Found that Tickle Me Elmo for ten whole cents cheaper at Amazon???…just step right on up the Target cash register, because the Price is Right!

One of the stories was in The Wall Street Journal, and claimed that over the past few days, Best Buy and Target both had said they would match the prices offered by the online sites of some rivals, including Wal-Mart and Amazon.

This in an effort to combat “showrooming” (bet you didn’t even know there was such a word!), whereby shoppers checking products in stores then buy them on competitor’s websites, presumably for lower prices.

But, as the story goes on to observe, there soon could be trouble at the register, as these new policies require shoppers to both ask for and PROVE the existence of lowered prices.

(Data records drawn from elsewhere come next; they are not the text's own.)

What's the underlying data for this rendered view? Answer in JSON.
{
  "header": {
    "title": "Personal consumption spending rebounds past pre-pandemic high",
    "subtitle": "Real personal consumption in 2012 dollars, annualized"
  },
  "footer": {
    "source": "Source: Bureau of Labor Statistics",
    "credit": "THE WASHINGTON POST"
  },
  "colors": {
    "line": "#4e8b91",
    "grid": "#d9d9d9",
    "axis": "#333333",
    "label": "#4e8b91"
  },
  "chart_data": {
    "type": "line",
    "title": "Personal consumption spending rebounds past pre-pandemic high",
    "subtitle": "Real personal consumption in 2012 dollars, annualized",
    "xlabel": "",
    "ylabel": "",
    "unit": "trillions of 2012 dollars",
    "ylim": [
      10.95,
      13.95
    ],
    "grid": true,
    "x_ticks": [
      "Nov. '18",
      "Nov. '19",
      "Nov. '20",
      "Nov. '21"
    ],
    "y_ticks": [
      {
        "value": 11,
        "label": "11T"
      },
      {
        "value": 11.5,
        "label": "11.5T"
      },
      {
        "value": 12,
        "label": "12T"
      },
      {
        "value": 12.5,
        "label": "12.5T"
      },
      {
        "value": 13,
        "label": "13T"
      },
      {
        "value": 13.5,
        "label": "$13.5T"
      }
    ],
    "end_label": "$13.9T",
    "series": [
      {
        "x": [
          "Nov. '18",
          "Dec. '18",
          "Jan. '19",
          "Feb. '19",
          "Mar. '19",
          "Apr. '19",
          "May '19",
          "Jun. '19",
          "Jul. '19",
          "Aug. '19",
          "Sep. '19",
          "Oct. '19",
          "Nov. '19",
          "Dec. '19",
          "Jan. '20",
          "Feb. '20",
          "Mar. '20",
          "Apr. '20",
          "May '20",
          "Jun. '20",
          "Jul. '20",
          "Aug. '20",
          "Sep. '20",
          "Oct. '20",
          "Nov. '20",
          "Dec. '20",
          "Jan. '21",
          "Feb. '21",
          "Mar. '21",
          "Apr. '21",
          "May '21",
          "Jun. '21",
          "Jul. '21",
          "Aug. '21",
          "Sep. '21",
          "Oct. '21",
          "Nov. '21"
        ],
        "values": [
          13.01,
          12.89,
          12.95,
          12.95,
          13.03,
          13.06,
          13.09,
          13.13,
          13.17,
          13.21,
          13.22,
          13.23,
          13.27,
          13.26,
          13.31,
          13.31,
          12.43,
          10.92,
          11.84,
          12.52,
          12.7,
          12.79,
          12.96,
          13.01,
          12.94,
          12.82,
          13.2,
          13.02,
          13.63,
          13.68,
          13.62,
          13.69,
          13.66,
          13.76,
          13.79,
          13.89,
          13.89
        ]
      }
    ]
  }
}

“Mommy, Mommy, I just found the latest Furby on Amazon.com for a whole fifty cents less!”

Now, excuse Mommy while she fumbles around in her purse for her smartphone!  Oh, never mind that line of people waiting around the store to pay full price for their Furbys!

You get the picture.

According to the Journal story, Best Buy’s going to go them one better, and provide their sales reps some discretion — if the SKU’s price is too low, you don’t get to go!…out the store with your Furby, that is.

All the more reason, I say, to stay in this holiday season, tablet or laptop in hand, with a nice warm cup of Egg Nog, and do ALL your holiday shopping from the comfort of your own home!